Wednesday, November 15, 2006


For years I cooked making up dishes as I went along; using what happened to be on the shelves and then using my imagination to divine what combination of ingredients would work. Everything turned out pretty good. I can only recall one disaster. It was because I didn’t realize a package of bread crumbs was heavily salted. Why the hell would they salt bread crumbs?

But of all the dishes I invented, I never wrote anything down and I would forget the ingredients usually as soon as the meal was over. I had some standbys though, dishes whose ingredients were so simple and the family liked so much that I made them often. One of these was a tuna casserole. That’s a can’t miss dish hot or cold.

I decided to make that dish here in Bangkok. My Thai family had never heard of it. Then I looked on the shelf. The only pasta there was rice vermicelli. That comes in long, thin threads. They use it in soups. What the hell. I’d give it a shot.

It turned out pretty good so I’m writing down the recipe.
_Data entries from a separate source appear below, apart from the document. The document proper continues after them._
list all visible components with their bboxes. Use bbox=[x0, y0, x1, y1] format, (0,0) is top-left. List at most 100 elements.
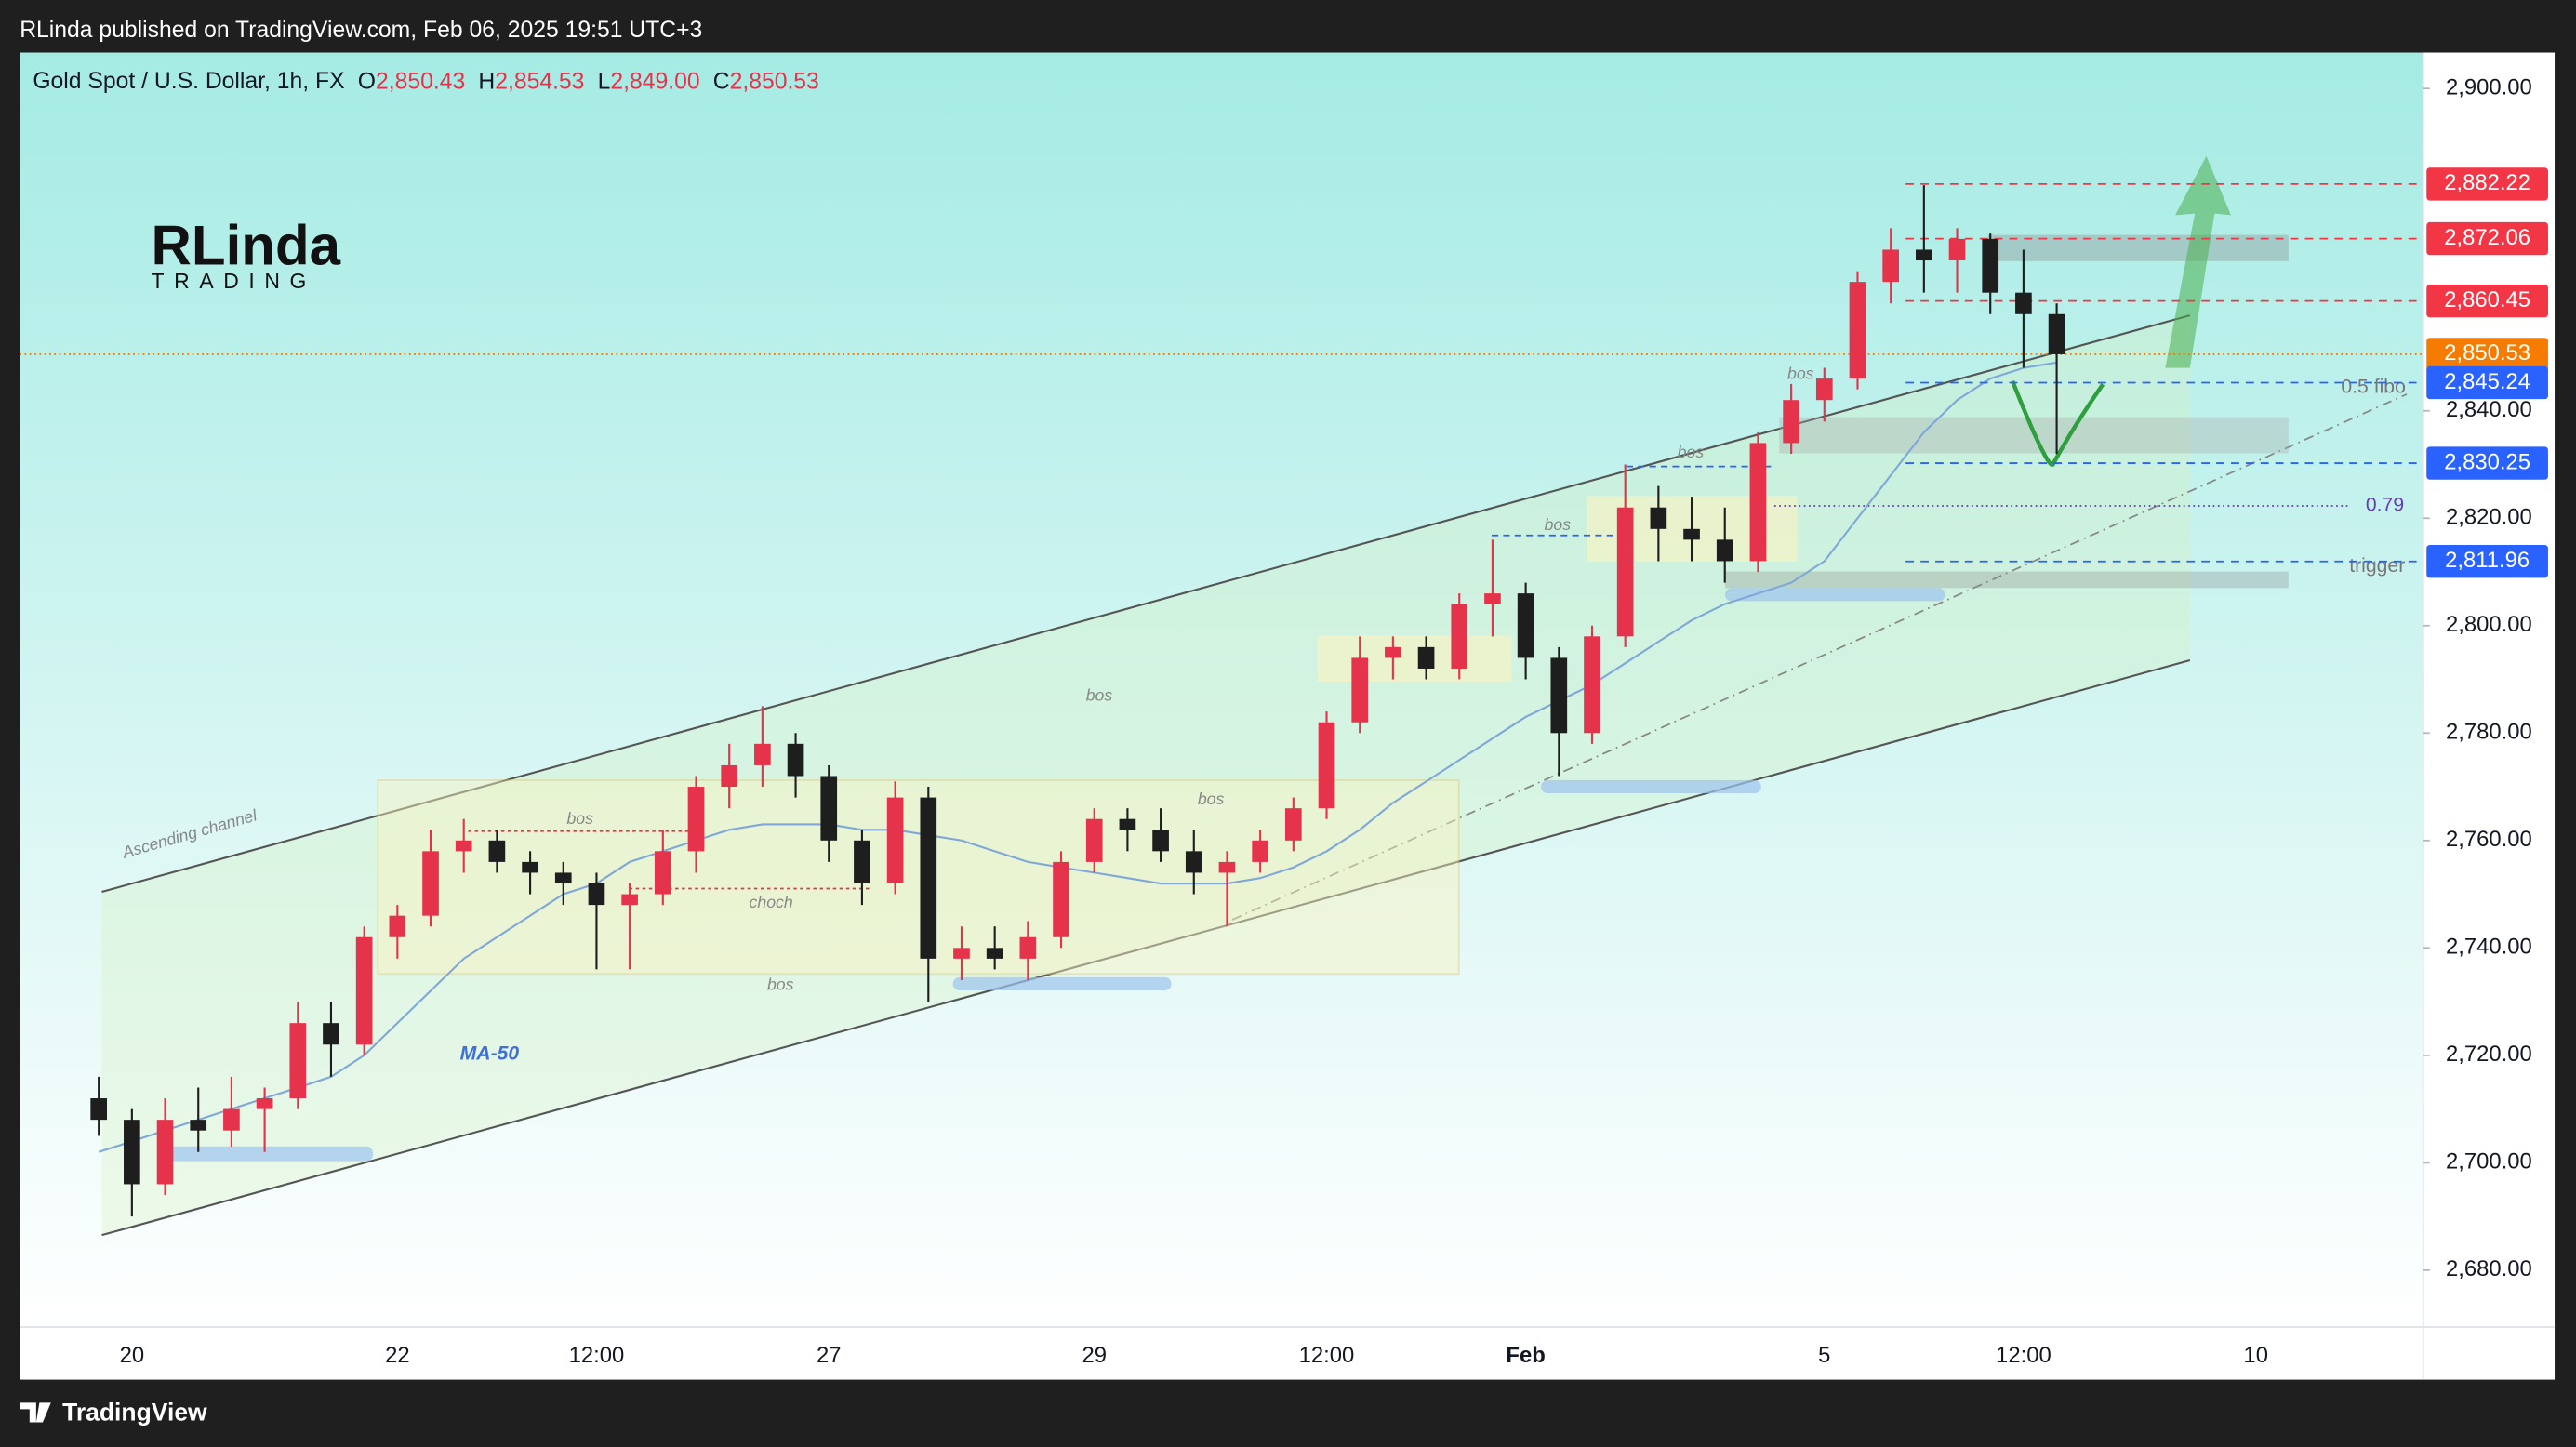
candle-body bbox=[1650, 507, 1667, 529]
candle-body bbox=[953, 948, 970, 959]
candle-body bbox=[920, 797, 937, 959]
level-label: 2,811.96 bbox=[2445, 548, 2530, 573]
ohlc-value: 2,850.53 bbox=[730, 69, 819, 94]
ohlc-key: C bbox=[713, 69, 730, 94]
level-label: 2,872.06 bbox=[2444, 225, 2530, 250]
liquidity-zone bbox=[1724, 588, 1945, 602]
publisher: RLinda published on TradingView.com, Feb… bbox=[20, 18, 702, 43]
annotation: bos bbox=[1678, 443, 1705, 461]
y-tick-label: 2,740.00 bbox=[2446, 935, 2532, 960]
liquidity-zone bbox=[159, 1146, 374, 1162]
candle-body bbox=[455, 840, 472, 852]
logo-name: RLinda bbox=[152, 214, 341, 276]
time-axis bbox=[20, 1327, 2556, 1380]
candle-body bbox=[355, 936, 373, 1045]
brand-icon bbox=[20, 1402, 51, 1423]
candle-body bbox=[323, 1023, 339, 1045]
level-label-box bbox=[2426, 446, 2548, 480]
x-tick-label: 12:00 bbox=[1299, 1343, 1355, 1368]
ohlc: O2,850.43 H2,854.53 L2,849.00 C2,850.53 bbox=[358, 69, 819, 94]
candle-body bbox=[190, 1120, 207, 1131]
logo-tagline: TRADING bbox=[152, 269, 317, 293]
annotation: bos bbox=[1086, 686, 1113, 705]
y-tick-label: 2,680.00 bbox=[2446, 1256, 2532, 1281]
level-label: 2,850.53 bbox=[2444, 340, 2530, 365]
candle-body bbox=[787, 743, 804, 777]
y-tick-label: 2,820.00 bbox=[2446, 505, 2532, 530]
level-label: 2,845.24 bbox=[2444, 369, 2530, 394]
level-label-box bbox=[2426, 221, 2548, 256]
ohlc-key: L bbox=[598, 69, 611, 94]
candle-body bbox=[90, 1098, 108, 1121]
ohlc-value: 2,849.00 bbox=[610, 69, 699, 94]
candle-body bbox=[1019, 936, 1037, 959]
annotation: choch bbox=[750, 893, 793, 911]
candle-body bbox=[1815, 378, 1833, 401]
level-label: 2,830.25 bbox=[2444, 449, 2530, 474]
candle-body bbox=[1484, 593, 1501, 604]
candle-body bbox=[1882, 249, 1899, 283]
symbol: Gold Spot / U.S. Dollar, 1h, FX bbox=[33, 69, 344, 94]
annotation: bos bbox=[1198, 790, 1225, 808]
candle-body bbox=[1716, 539, 1733, 562]
candle-body bbox=[1284, 808, 1302, 841]
level-label: 2,882.22 bbox=[2444, 170, 2530, 195]
demand-zone bbox=[1724, 571, 2289, 589]
x-tick-label: 27 bbox=[817, 1343, 842, 1368]
candle-body bbox=[1849, 282, 1866, 379]
candle-body bbox=[721, 764, 738, 788]
y-tick-label: 2,780.00 bbox=[2446, 720, 2532, 745]
range-zone bbox=[377, 779, 1460, 976]
ohlc-value: 2,854.53 bbox=[495, 69, 584, 94]
annotation: bos bbox=[566, 809, 593, 828]
level-label-box bbox=[2426, 284, 2548, 318]
y-tick-label: 2,900.00 bbox=[2446, 75, 2532, 100]
candle-body bbox=[156, 1120, 174, 1185]
candle-body bbox=[223, 1108, 240, 1131]
channel-line bbox=[101, 658, 2191, 1237]
candle-body bbox=[986, 948, 1003, 959]
candle-body bbox=[621, 894, 638, 906]
candle-body bbox=[1616, 507, 1634, 637]
x-tick-label: 5 bbox=[1818, 1343, 1830, 1368]
liquidity-zone bbox=[952, 976, 1172, 991]
ohlc-value: 2,850.43 bbox=[376, 69, 465, 94]
x-tick-label: 12:00 bbox=[569, 1343, 625, 1368]
candle-body bbox=[1318, 722, 1335, 809]
annotation: bos bbox=[1545, 515, 1572, 534]
level-label-box bbox=[2426, 545, 2548, 578]
candle-body bbox=[654, 851, 671, 895]
candle-body bbox=[422, 851, 439, 916]
candle-body bbox=[488, 840, 506, 862]
candle-body bbox=[1916, 249, 1932, 261]
candle-body bbox=[1351, 657, 1369, 723]
candle-body bbox=[2048, 313, 2065, 354]
candle-body bbox=[1749, 443, 1767, 562]
candle-body bbox=[1152, 830, 1169, 852]
ohlc-key: H bbox=[478, 69, 495, 94]
candle-body bbox=[687, 787, 705, 852]
y-tick-label: 2,800.00 bbox=[2446, 612, 2532, 637]
candle-body bbox=[256, 1098, 273, 1109]
level-label-box bbox=[2426, 167, 2548, 201]
candle-body bbox=[1683, 528, 1700, 540]
candle-body bbox=[1517, 593, 1534, 658]
candle-body bbox=[854, 840, 870, 884]
candle-body bbox=[1053, 861, 1069, 937]
x-tick-label: 20 bbox=[120, 1343, 145, 1368]
ohlc-key: O bbox=[358, 69, 376, 94]
x-tick-label: 10 bbox=[2243, 1343, 2268, 1368]
x-tick-label: 22 bbox=[385, 1343, 410, 1368]
annotation: 0.5 fibo bbox=[2341, 376, 2406, 397]
candle-body bbox=[124, 1120, 140, 1185]
annotation: MA-50 bbox=[460, 1042, 520, 1064]
brand: TradingView bbox=[62, 1399, 207, 1427]
candle-body bbox=[820, 776, 838, 841]
x-tick-label: 12:00 bbox=[1996, 1343, 2052, 1368]
candle-body bbox=[554, 872, 572, 884]
candle-body bbox=[1119, 818, 1136, 830]
candle-body bbox=[1451, 604, 1468, 669]
candle-body bbox=[1385, 646, 1401, 658]
candle-body bbox=[754, 743, 771, 765]
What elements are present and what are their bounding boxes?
The ingredients:

170 gm. (6 ounce) package rice vermicelli
2 6 1/2 oz cans chunk tuna in veg. oil
2 medium onions
2 full garlic flowers
2 oz chopped jalapenos (chopped dill pickles can be substituted)
2 oz chopped black olives
1 tablespoon horse radish
4 to 6 oz mayonnaise. (Depends on how dry you want it.)

Use a medium sized pot. Fill it half full of water and put it on low heat and cover. (Low heat because you have other stuff to do before it boils.)

Chop up the onions and garlic. Put them in a microwave proof bowl and put the oil from the tuna cans over them. Cover and microwave on medium high for 3 minutes. Leave an escape hatch for gas in case it gets too intense.

By that time the pot should be boiling. Shove in the vermicelli. Don’t worry about the size of the pot or the amount of water. Veremicelli collapses quickly into the liquid. But you must be careful of the timing. A minute should be enough. Any more and you get vermicelli mush. Drain thoroughly leaving the pasta in the pot.

Break up any large tuna pieces. Add all the ingredients to the pot (including the oil from the tuna cans). No need to heat the tuna, this is not a heat sensitive dish. Toss as you would a salad. You can transfer it to a bowl or serve from the pot.

It was a big hit here. My Thai family had never seen anything like it. One drawback, it is not as good the next day as a salad. It’s still good, but not as good as with macaroni.

NOTES: Only buy tuna in oil. What would you rather have, oil or water when the price is the same. Duh! I always found use for the oil. I used it to fry eggs if nothing else.

The jalapenos or pickles are to add the tang which many seafood dishes need. I once went to a locally famous chowder place in Orange County, CA. It’s The Crab Cooker on the Balboa Peninsula. The chowder was good but it cried out for vinegar. They didn’t have any. Can you imagine a seafood place that doesn’t have vinegar? But that’s Orange County, a place not famous for its restaurants.